Stepping back for a moment and considering if someone engaged in a lengthy deception to engage in a relationship should face criminal sanctions – in an ideal world, possibly, but it’s hard to see how any situation in which consent can be withdrawn after-the-fact could not be used to target minority groups including gender identity, race and religion. The current rules are also inconsistently applied, with far worse deceptions being completely ignored by the law.

Another gender/sex/deception case is back in the news – this time, in Chester. So far, this case is not as directly relevant to trans people as previous cases, so it will likely not be followed as closely as others. However, what follows is a brief summary of what has been reported so far.

The usual approach of finding the first and most comprehensive news sources that have published the case has been used. This typically gives the most complete source and unbiased of information, which in this instance is the Chester Chronicle, who first published the story Monday night with two followup stories on Tuesday (1, 2) and Wednesday. Secondary and often tabloid cases have a habit of sensationalising stories to the point that after a few rounds of stealing borrowing stories from each other, they bear little resemblance to the facts.

As with previous cases, a “woman has posed as a man” to obtain sex, but similarities seem to end there.
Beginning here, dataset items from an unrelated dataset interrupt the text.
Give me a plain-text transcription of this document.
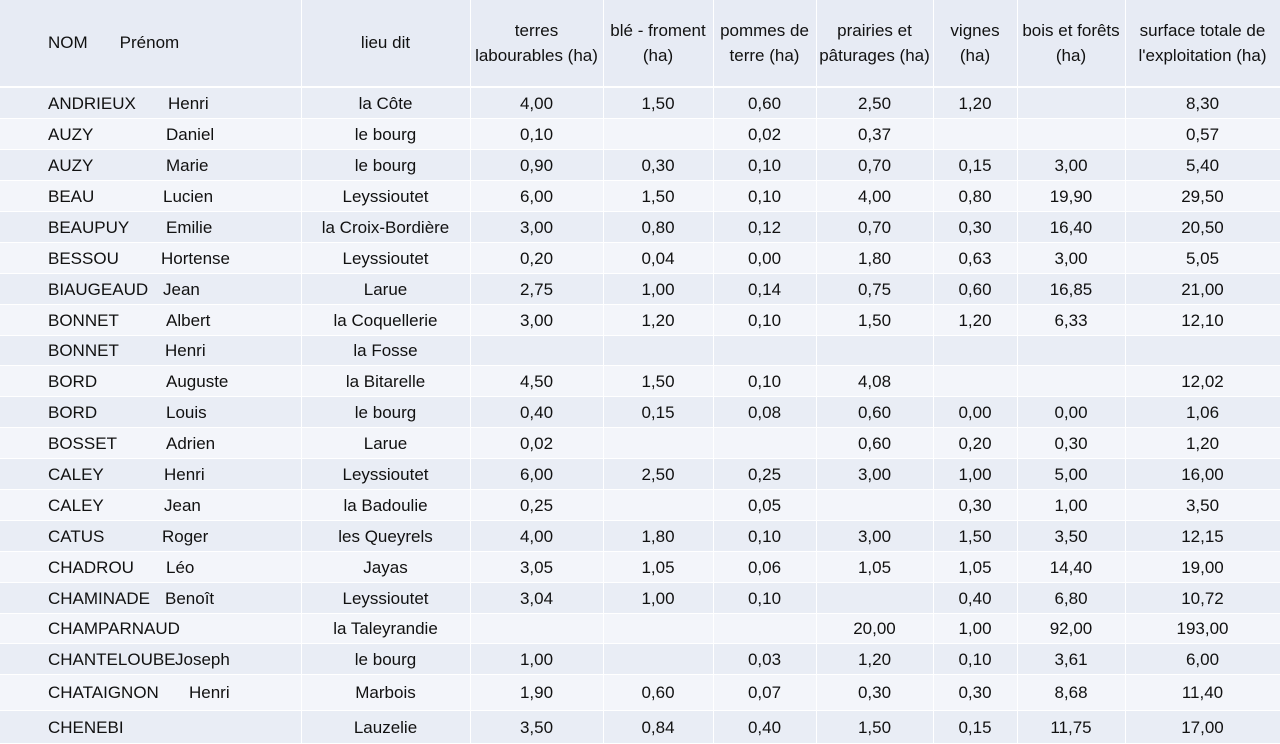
NOM Prénom	lieu dit	terres labourables (ha)	blé - froment (ha)	pommes de terre (ha)	prairies et pâturages (ha)	vignes (ha)	bois et forêts (ha)	surface totale de l'exploitation (ha)
ANDRIEUX Henri	la Côte	4,00	1,50	0,60	2,50	1,20		8,30
AUZY Daniel	le bourg	0,10		0,02	0,37			0,57
AUZY Marie	le bourg	0,90	0,30	0,10	0,70	0,15	3,00	5,40
BEAU Lucien	Leyssioutet	6,00	1,50	0,10	4,00	0,80	19,90	29,50
BEAUPUY Emilie	la Croix-Bordière	3,00	0,80	0,12	0,70	0,30	16,40	20,50
BESSOU Hortense	Leyssioutet	0,20	0,04	0,00	1,80	0,63	3,00	5,05
BIAUGEAUD Jean	Larue	2,75	1,00	0,14	0,75	0,60	16,85	21,00
BONNET Albert	la Coquellerie	3,00	1,20	0,10	1,50	1,20	6,33	12,10
BONNET Henri	la Fosse							
BORD Auguste	la Bitarelle	4,50	1,50	0,10	4,08			12,02
BORD Louis	le bourg	0,40	0,15	0,08	0,60	0,00	0,00	1,06
BOSSET Adrien	Larue	0,02			0,60	0,20	0,30	1,20
CALEY Henri	Leyssioutet	6,00	2,50	0,25	3,00	1,00	5,00	16,00
CALEY Jean	la Badoulie	0,25		0,05		0,30	1,00	3,50
CATUS Roger	les Queyrels	4,00	1,80	0,10	3,00	1,50	3,50	12,15
CHADROU Léo	Jayas	3,05	1,05	0,06	1,05	1,05	14,40	19,00
CHAMINADE Benoît	Leyssioutet	3,04	1,00	0,10		0,40	6,80	10,72
CHAMPARNAUD	la Taleyrandie				20,00	1,00	92,00	193,00
CHANTELOUBEJoseph	le bourg	1,00		0,03	1,20	0,10	3,61	6,00
CHATAIGNON Henri	Marbois	1,90	0,60	0,07	0,30	0,30	8,68	11,40
CHENEBI	Lauzelie	3,50	0,84	0,40	1,50	0,15	11,75	17,00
There is no hint in the reporting that Newland, the defendant, is in any way transgender and there are several key facts differentiating this from the McNally and other cases:

  • There was penetrative sex using a “prosthetic”
  • The alleged victim knew Newland (as a woman) separately from the online relationship
  • There is a claim that the alleged victim knew what was happening all along

The last of these is most interesting, as it mirrors the situation that a trans person might find themselves in having to defend a sexual assault charge under the McNally “you must disclose trans status before sex” rule, or in having to defend against forced marriage annulment. Specifically, how does someone prove that their partner knew the situation and is not just an ex trying to get revenge? Whilst the standard of proof in criminal cases is “proof beyond reasonable doubt”, the courts can not just accept someone’s word that they told their partner some fact or every non-violent rape case would be defended with “they gave consent”. This leaves the prosecution merely having to convince a judge or jury judge that of course they didn’t know someone was trans or they’d never have consented to sex/married them

The tables seem to have been turned in the current case, as the alleged victim has been forced to address the defence accusation that she must have known something was up and she has admitted that she may have been foolish. She had been asked to wear a blindfold during any sexual encounters, having never met her partner outside of meeting for sex – a fact that, according the reporting, the defence is making much of.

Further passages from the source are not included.